Lodre mentionne avec fierté qu'il a même été interviewé par la Télévision centrale de Chine (CCTV). Il a aussi été invité à assister à la très populaire émission de gala de la fête du Printemps sur CCTV, un programme en direct qui est diffusé la veille au soir du Nouvel An chinois et qui est regardé par des centaines de millions de téléspectateurs.

Bien que Lodre n'ait reçu que trois ans d'éducation à l'école primaire, il est vu comme quelqu'un de très compétent et savant par les habitants du cru. Il parle le mandarin et même un peu d'anglais, ce qui est très utile lorsque l'on gère un hôtel. Mais c'est peut-être sa nature ouverte et amicale qui l'aide à se faire des amis si facilement parmi ses clients.

« Dans notre préfecture, les gens ont vécu de l'agriculture et de l'élevage génération après génération. Ceux qui avaient un esprit d'entreprise et commercial, comme Lodre, étaient peu nombreux. Le fait d'avoir travaillé dans le secteur des transports a fait que lui et sa famille ont pu quitter les montagnes et ont acquis une expérience dans le monde extérieur », dit Sangye, sous-directeur du bureau du gouvernement du district de Lhazê. « Celui-ci espère que l'hôtel de Lodre marchera bien et qu'il pourra apporter la prospérité à d'autres ».

Les employés de l'hôtel et les serveurs sont tous des locaux. Ils sont encouragés à communiquer avec les clients, en apprenant le mandarin et l'anglais, ce qui leur donne la possibilité d'avoir de petites discussions avec les touristes étrangers. En travaillant ici, les employés ont pu améliorer leurs conditions de vie et acquérir d'importantes compétences en langues qui seront des atouts pour leur futur.

L'hôtel s'est développé aussi rapidement qu'espéré. Il y a quatre ans, le bâtiment a été agrandi. Une arrière-cour avec de nouvelles chambres mieux équipées a été construite. « Nous avons gardé le style tibétain à la demande de nos clients », précise Lodre.

L'hôtel compte aujourd'hui plus de 50 chambres, dont certaines comportant six lits, et d'autres, deux, afin de s'adapter aux différentes demandes. Le tarif le plus bas est seulement de 15 yuans (2,42 dollars) la nuit ; les chambres plus intimes, avec deux lits, sont à 200 yuans (32 dollars). Lodre a remarqué que les cyclistes comme Yang préféraient de grandes chambres avec plusieurs lits, car ces dernières sont meilleur marché et permettent aux groupes de rester ensemble.

Encouragé par le succès de son auberge à Lhazê, Lodre en a ouvert une deuxième il y a huit ans à Xigazê, la deuxième plus grande ville du Tibet.

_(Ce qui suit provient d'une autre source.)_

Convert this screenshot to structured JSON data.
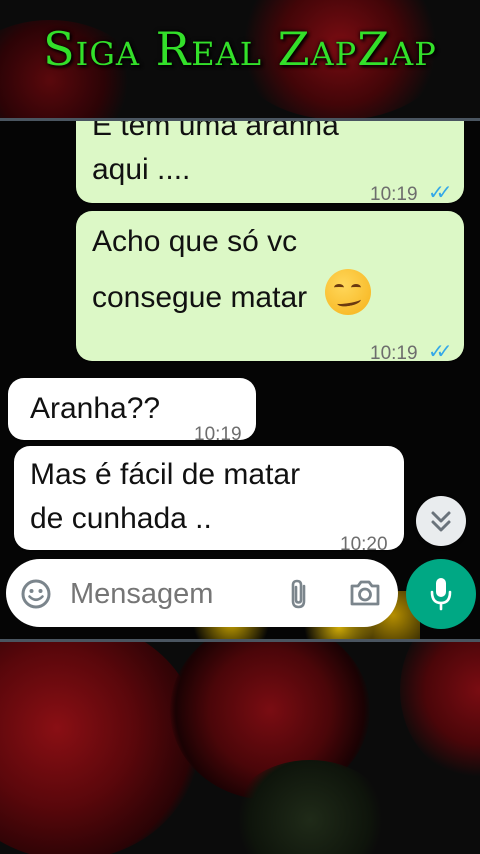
{
  "banner": {
    "title": "Siga Real ZapZap"
  },
  "chat": {
    "messages": [
      {
        "direction": "out",
        "line1": "E tem uma aranha",
        "line2": "aqui ....",
        "time": "10:19",
        "status": "read"
      },
      {
        "direction": "out",
        "line1": "Acho que só vc",
        "line2": "consegue matar",
        "emoji": "smirking-face",
        "time": "10:19",
        "status": "read"
      },
      {
        "direction": "in",
        "line1": "Aranha??",
        "time": "10:19"
      },
      {
        "direction": "in",
        "line1": "Mas é fácil de matar",
        "line2": "de cunhada ..",
        "time": "10:20"
      }
    ]
  },
  "composer": {
    "placeholder": "Mensagem"
  },
  "icons": {
    "emoji": "emoji-icon",
    "attach": "paperclip-icon",
    "camera": "camera-icon",
    "mic": "mic-icon",
    "scroll": "double-chevron-down-icon"
  },
  "colors": {
    "banner_text": "#33e02a",
    "outgoing_bubble": "#dcf8c6",
    "incoming_bubble": "#ffffff",
    "read_ticks": "#34a8e8",
    "mic_button": "#00a884"
  }
}
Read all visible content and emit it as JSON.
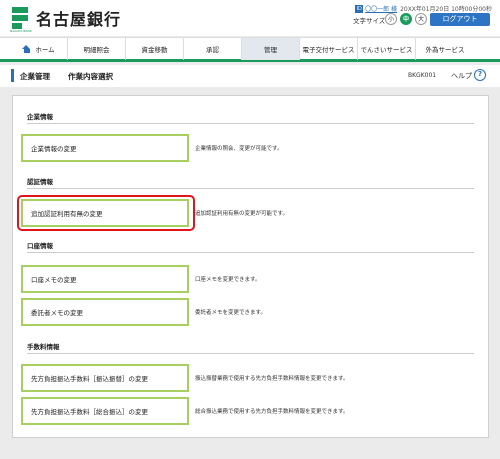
{
  "header": {
    "bank_name": "名古屋銀行",
    "logo_sub": "NAGOYA BANK",
    "user_name": "〇〇一郎 様",
    "login_time": "20XX年01月20日 10時00分00秒",
    "text_size_label": "文字サイズ",
    "size_small": "小",
    "size_mid": "中",
    "size_large": "大",
    "logout": "ログアウト"
  },
  "nav": {
    "items": [
      {
        "label": "ホーム"
      },
      {
        "label": "明細照会"
      },
      {
        "label": "資金移動"
      },
      {
        "label": "承認"
      },
      {
        "label": "管理"
      },
      {
        "label": "電子交付サービス"
      },
      {
        "label": "でんさいサービス"
      },
      {
        "label": "外為サービス"
      }
    ]
  },
  "title": {
    "main": "企業管理",
    "sub": "作業内容選択",
    "screen_id": "BKGK001",
    "help": "ヘルプ"
  },
  "sections": {
    "company": {
      "title": "企業情報",
      "items": [
        {
          "label": "企業情報の変更",
          "desc": "企業情報の照会、変更が可能です。"
        }
      ]
    },
    "auth": {
      "title": "認証情報",
      "items": [
        {
          "label": "追加認証利用有無の変更",
          "desc": "追加認証利用有無の変更が可能です。"
        }
      ]
    },
    "account": {
      "title": "口座情報",
      "items": [
        {
          "label": "口座メモの変更",
          "desc": "口座メモを変更できます。"
        },
        {
          "label": "委託者メモの変更",
          "desc": "委託者メモを変更できます。"
        }
      ]
    },
    "fees": {
      "title": "手数料情報",
      "items": [
        {
          "label": "先方負担振込手数料［振込振替］の変更",
          "desc": "振込振替業務で使用する先方負担手数料情報を変更できます。"
        },
        {
          "label": "先方負担振込手数料［総合振込］の変更",
          "desc": "総合振込業務で使用する先方負担手数料情報を変更できます。"
        }
      ]
    }
  },
  "colors": {
    "accent_green": "#1a9a5b",
    "button_border": "#a7cf62",
    "link_blue": "#2a6fb8",
    "highlight_red": "#e0141c"
  }
}
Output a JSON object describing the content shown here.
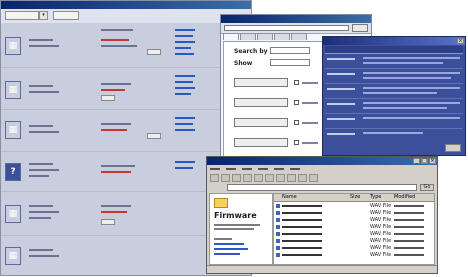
{
  "catalog": {
    "title": "",
    "toolbar": {
      "filter_label": "",
      "view_label": ""
    },
    "rows": [
      {
        "thumb_icon": "device-icon",
        "thumb_color": "#3c4f9a"
      },
      {
        "thumb_icon": "device-icon",
        "thumb_color": "#3c4f9a"
      },
      {
        "thumb_icon": "device-icon",
        "thumb_color": "#3c4f9a"
      },
      {
        "thumb_icon": "help-icon",
        "thumb_color": "#3c4f9a"
      },
      {
        "thumb_icon": "device-icon",
        "thumb_color": "#3c4f9a"
      },
      {
        "thumb_icon": "device-icon",
        "thumb_color": "#3c4f9a"
      }
    ]
  },
  "search": {
    "title": "",
    "go_label": "",
    "search_by_label": "Search by",
    "show_label": "Show",
    "search_by_value": "",
    "show_value": "",
    "buttons": [
      "",
      "",
      "",
      ""
    ]
  },
  "info": {
    "title": "",
    "columns": [
      "",
      ""
    ]
  },
  "explorer": {
    "title": "",
    "go_label": "Go",
    "address": "",
    "folder_name": "Firmware",
    "columns": [
      "Name",
      "Size",
      "Type",
      "Modified"
    ],
    "files": [
      {
        "size": "",
        "type": "WAV File"
      },
      {
        "size": "",
        "type": "WAV File"
      },
      {
        "size": "",
        "type": "WAV File"
      },
      {
        "size": "",
        "type": "WAV File"
      },
      {
        "size": "",
        "type": "WAV File"
      },
      {
        "size": "",
        "type": "WAV File"
      },
      {
        "size": "",
        "type": "WAV File"
      },
      {
        "size": "",
        "type": "WAV File"
      }
    ]
  },
  "colors": {
    "catalog_background": "#c9cede",
    "info_background": "#3b4f9b",
    "titlebar": "#0a246a",
    "folder": "#f5d25b",
    "link": "#2b59c3"
  }
}
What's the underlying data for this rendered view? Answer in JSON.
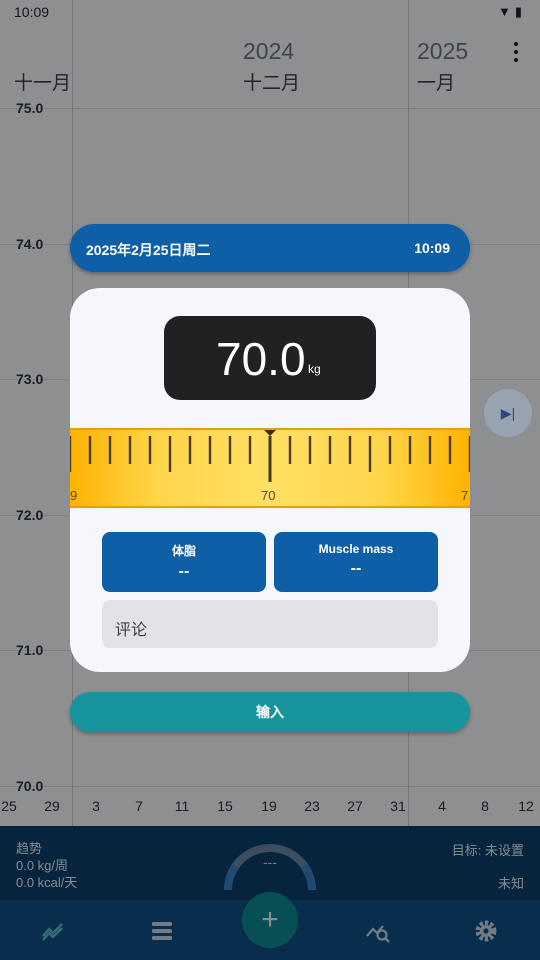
{
  "status_bar": {
    "time": "10:09",
    "icons": [
      "wifi-icon",
      "battery-icon"
    ]
  },
  "chart": {
    "y_ticks": [
      "75.0",
      "74.0",
      "73.0",
      "72.0",
      "71.0",
      "70.0"
    ],
    "x_ticks": [
      "25",
      "29",
      "3",
      "7",
      "11",
      "15",
      "19",
      "23",
      "27",
      "31",
      "4",
      "8",
      "12"
    ],
    "months": [
      {
        "year": "",
        "month": "十一月"
      },
      {
        "year": "2024",
        "month": "十二月"
      },
      {
        "year": "2025",
        "month": "一月"
      }
    ]
  },
  "dialog": {
    "date": "2025年2月25日周二",
    "time": "10:09",
    "weight": "70.0",
    "unit": "kg",
    "ruler": {
      "center_label": "70",
      "left_label": "9",
      "right_label": "7"
    },
    "body_fat": {
      "label": "体脂",
      "value": "--"
    },
    "muscle_mass": {
      "label": "Muscle mass",
      "value": "--"
    },
    "comment_placeholder": "评论",
    "enter_label": "输入"
  },
  "summary": {
    "trend_label": "趋势",
    "trend_weight": "0.0 kg/周",
    "trend_energy": "0.0 kcal/天",
    "gauge_value": "---",
    "goal_label": "目标: 未设置",
    "goal_status": "未知"
  },
  "nav": {
    "items": [
      "chart-icon",
      "list-icon",
      "add-icon",
      "analysis-icon",
      "settings-icon"
    ],
    "fab_symbol": "+"
  },
  "colors": {
    "primary": "#0f5fa6",
    "accent": "#17949c",
    "ruler": "#ffd54a",
    "summary_bg": "#0b3f6b"
  }
}
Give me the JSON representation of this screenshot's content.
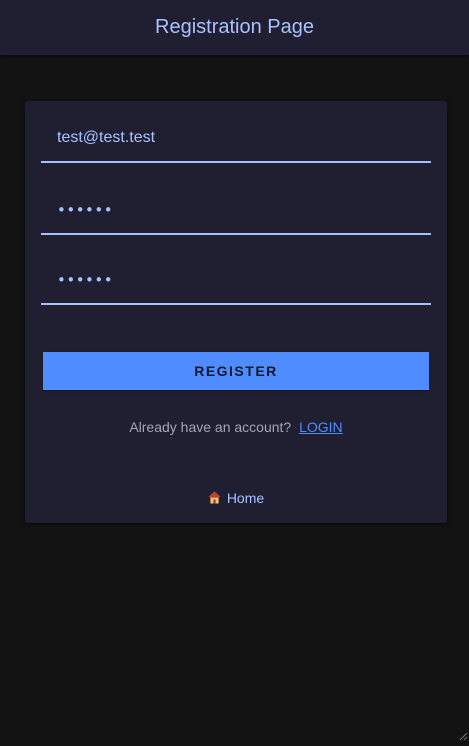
{
  "header": {
    "title": "Registration Page"
  },
  "form": {
    "email_value": "test@test.test",
    "password_value": "••••••",
    "confirm_password_value": "••••••",
    "register_label": "REGISTER"
  },
  "login": {
    "prompt": "Already have an account?",
    "link_label": "LOGIN"
  },
  "home": {
    "icon": "home-icon",
    "label": "Home"
  },
  "colors": {
    "background": "#131313",
    "surface": "#1f1f31",
    "accent": "#4f8cff",
    "text_light": "#a9c2ff",
    "text_muted": "#a5a5b0"
  }
}
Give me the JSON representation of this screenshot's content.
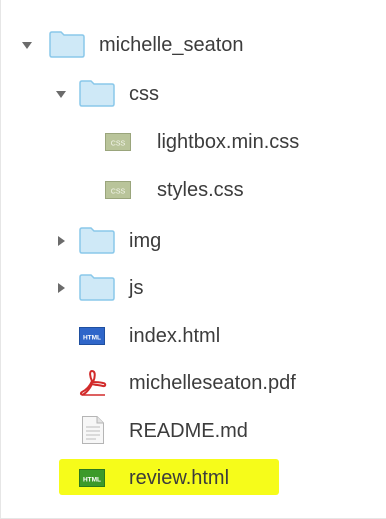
{
  "tree": {
    "root": {
      "label": "michelle_seaton",
      "icon": "folder-icon",
      "expanded": true
    },
    "css_folder": {
      "label": "css",
      "icon": "folder-icon",
      "expanded": true,
      "files": [
        {
          "label": "lightbox.min.css",
          "icon": "css-file-icon",
          "badge": "CSS"
        },
        {
          "label": "styles.css",
          "icon": "css-file-icon",
          "badge": "CSS"
        }
      ]
    },
    "img_folder": {
      "label": "img",
      "icon": "folder-icon",
      "expanded": false
    },
    "js_folder": {
      "label": "js",
      "icon": "folder-icon",
      "expanded": false
    },
    "files": [
      {
        "label": "index.html",
        "icon": "html-file-icon",
        "badge": "HTML"
      },
      {
        "label": "michelleseaton.pdf",
        "icon": "pdf-file-icon"
      },
      {
        "label": "README.md",
        "icon": "text-file-icon"
      },
      {
        "label": "review.html",
        "icon": "html-file-icon",
        "badge": "HTML",
        "highlighted": true
      }
    ]
  },
  "colors": {
    "folder_fill": "#cfe9f7",
    "folder_stroke": "#8ac8ea",
    "text": "#3c3c3c",
    "highlight": "#f6fc1a",
    "css_badge": "#b9c49a",
    "html_badge_blue": "#2f66c9",
    "html_badge_green": "#3c9a2a",
    "pdf_red": "#d22b2b"
  }
}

Elle comporte 62 chambres. Il projette maintenant d'ouvrir un nouvel hôtel de trois étages ici dont la capacité sera de 64 chambres. « Nous allons aussi bientôt agrandir notre hôtel de Lhazê qui proposera plus de divertissements et de services à nos clients », indique Lodre.

Un homme aux talents multiples

Lodre est admiré par ses concitoyens qui le voient comme un entrepreneur. Son histoire est presque légendaire pour ses amis : avant de se lancer dans le transport, il était un excellent tisseur de tapis tibétains.

Né dans une famille de paysans, Lodre a appris de ses parents à faire des tapis de laine à l'âge de 13 ans. Son talent s'est fait connaître dans la région quand il avait une quarantaine d'années. Il apprend cet artisanat traditionnel à ses enfants et a également 60 élèves. Il dirige aussi une fabrique de tapis qui compte sept employés.

Même si Lodre est satisfait de sa vie actuelle, il a quand même des regrets. « Je n'ai reçu que très peu d'éducation», admet-il. Ainsi, son souhait le plus cher est que sa plus jeune fille, qui étudie dans un lycée de Xigazê, puisse aller à l'université. « Le savoir est très important et j'espère que mes enfants pourront l'utiliser pour accomplir plus de choses que les gens de ma génération. »

Alors que d'autres clients entrent dans la cour de l'hôtel pour y passer la soirée, Lodre les accueille chaleureusement en jouant du dranyan et en chantant une joyeuse chanson traditionnelle. Cette chanson, explique-t-il à l'audience, décrit la vie des Tibétains.

 

*ZAN JIFANG est journaliste de Beijing Review.